Fabrication-Aware Geometry Processing
- Dr. Daniele Panozzo, New York University
- Time: 2018-07-09 10:00
- Host: Prof. Baoquan Chen
- Venue: Room 107, Courtyard No.5, Jingyuan
Abstract
The advent of commodity 3D printing is revolutionizing the way people think about designing and prototyping: a designer can now hold in her hands a 3D object hours after its design is complete, drastically reducing costs and enabling quick iterations over many designs. However, the majority of software tools and algorithms currently used to create, manipulate, and process digital geometry are not fabrication-aware: they model the shape as an abstract entity that often does not satisfy practical requirements such as stability or robustness. This leads to a large gap between the digital design and the physical fabrication — my research strives to fill this gap, providing computational design tools that rely on numerical optimization to create fabrication-ready designs.
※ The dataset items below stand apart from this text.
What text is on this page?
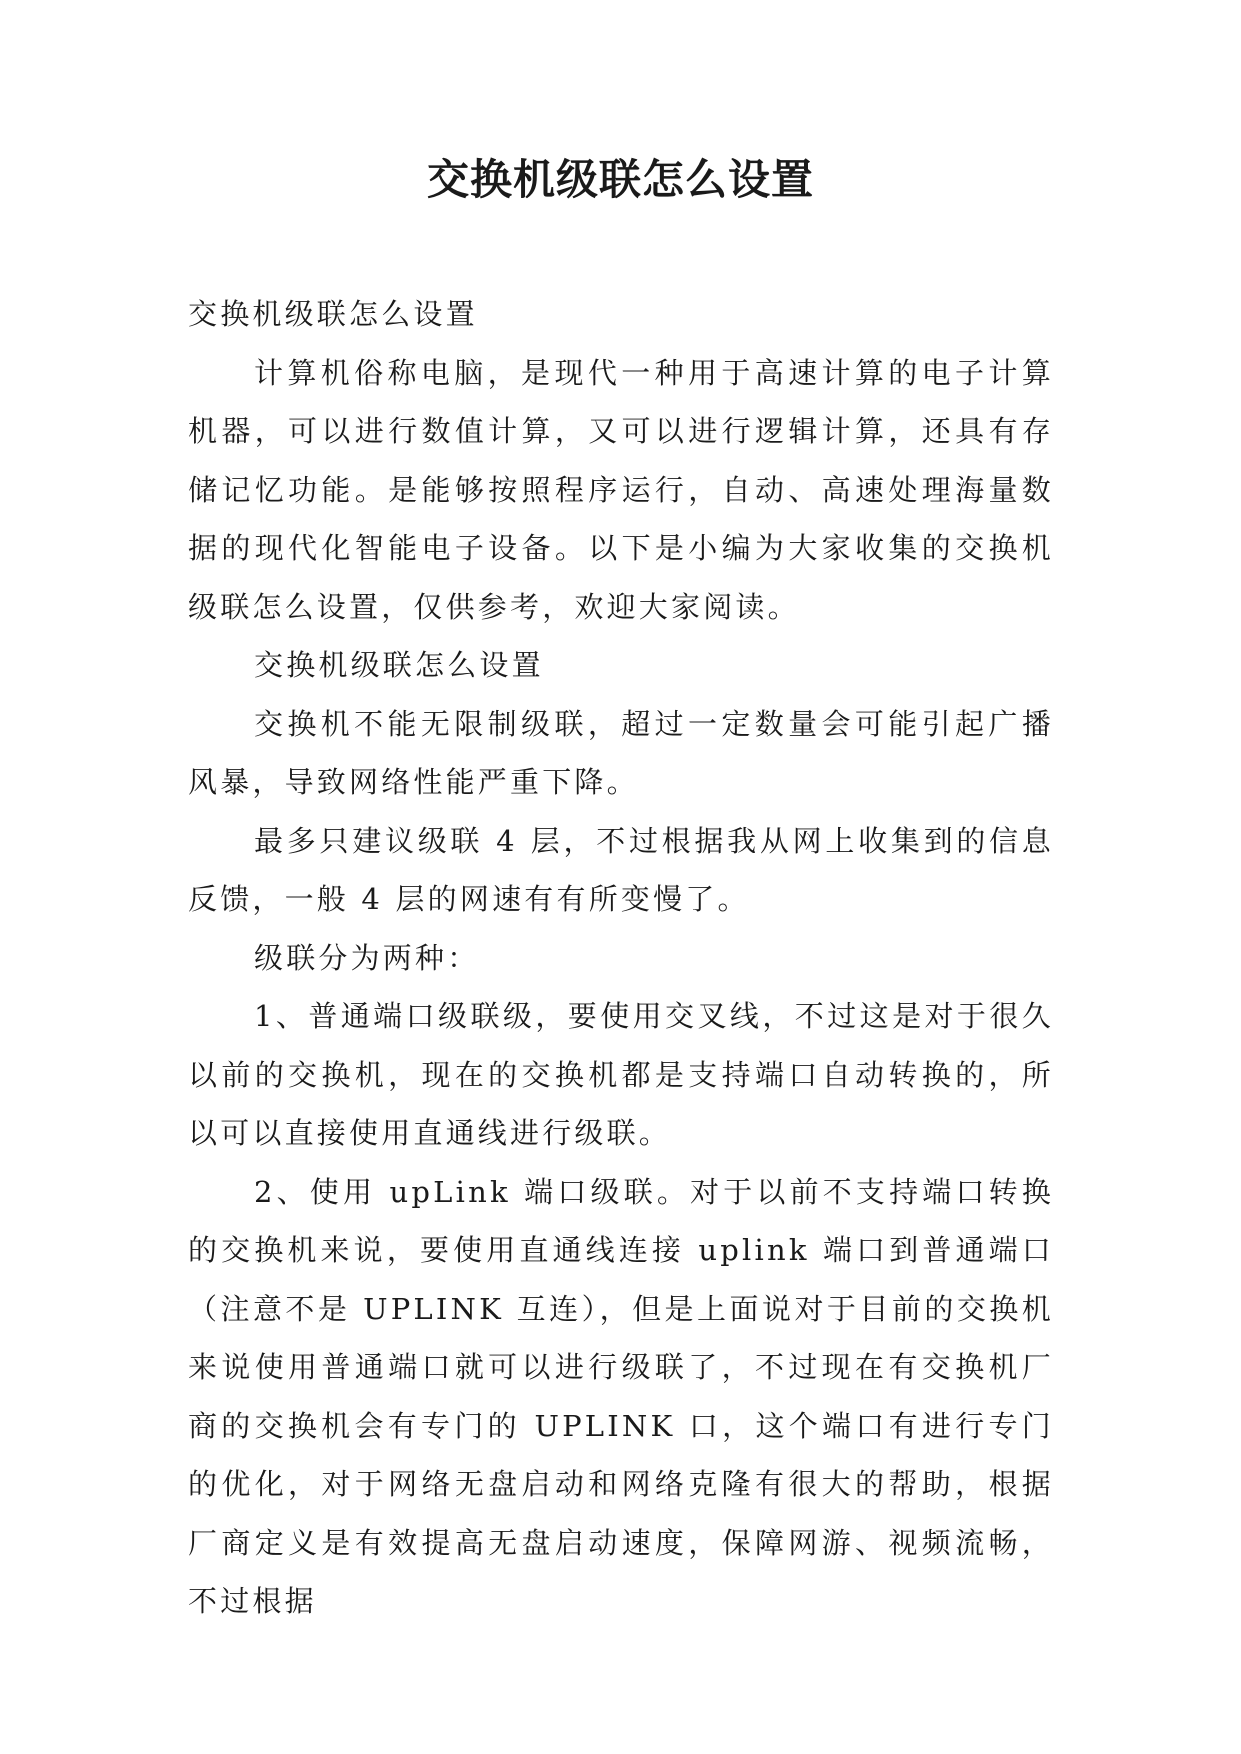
交换机级联怎么设置

交换机级联怎么设置

计算机俗称电脑，是现代一种用于高速计算的电子计算机器，可以进行数值计算，又可以进行逻辑计算，还具有存储记忆功能。是能够按照程序运行，自动、高速处理海量数据的现代化智能电子设备。以下是小编为大家收集的交换机级联怎么设置，仅供参考，欢迎大家阅读。

交换机级联怎么设置

交换机不能无限制级联，超过一定数量会可能引起广播风暴，导致网络性能严重下降。

最多只建议级联 4 层，不过根据我从网上收集到的信息反馈，一般 4 层的网速有有所变慢了。

级联分为两种：

1、普通端口级联级，要使用交叉线，不过这是对于很久以前的交换机，现在的交换机都是支持端口自动转换的，所以可以直接使用直通线进行级联。

2、使用 upLink 端口级联。对于以前不支持端口转换的交换机来说，要使用直通线连接 uplink 端口到普通端口（注意不是 UPLINK 互连），但是上面说对于目前的交换机来说使用普通端口就可以进行级联了，不过现在有交换机厂商的交换机会有专门的 UPLINK 口，这个端口有进行专门的优化，对于网络无盘启动和网络克隆有很大的帮助，根据厂商定义是有效提高无盘启动速度，保障网游、视频流畅，不过根据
In this talk, I will present some recent results on the design of masonry and tensegrity structures and show how computation can be used to add textures to complex geometric shapes using hydrographic printing and thermoforming techniques.
Biography
Daniele Panozzo is an Assistant Professor of Computer Science at the Courant Institute of Mathematical Sciences in New York University. Prior to joining NYU he was a postdoctoral researcher at ETH Zurich (2012-2015). Daniele earned his PhD in Computer Science from the University of Genova (2012) and his doctoral thesis received the EUROGRAPHICS Award for Best PhD Thesis (2013). He received the EUROGRAPHICS Young Researcher Award in 2015 and the NSF CAREER Award in 2017. Daniele is leading the development of libigl (https://github.com/libigl/libigl), an award-winning (EUROGRAPHICS Symposium of Geometry Processing Software Award, 2015) open-source geometry processing library that supports academic and industrial research and practice. Daniele is chairing the Graphics Replicability Stamp (http://www.replicabilitystamp.org), which is an initiative to promote reproducibility of research results and to allow scientists and practitioners to immediately benefit from state-of-the-art research results. His research interests are in digital fabrication, geometry processing, architectural geometry, and discrete differential geometry.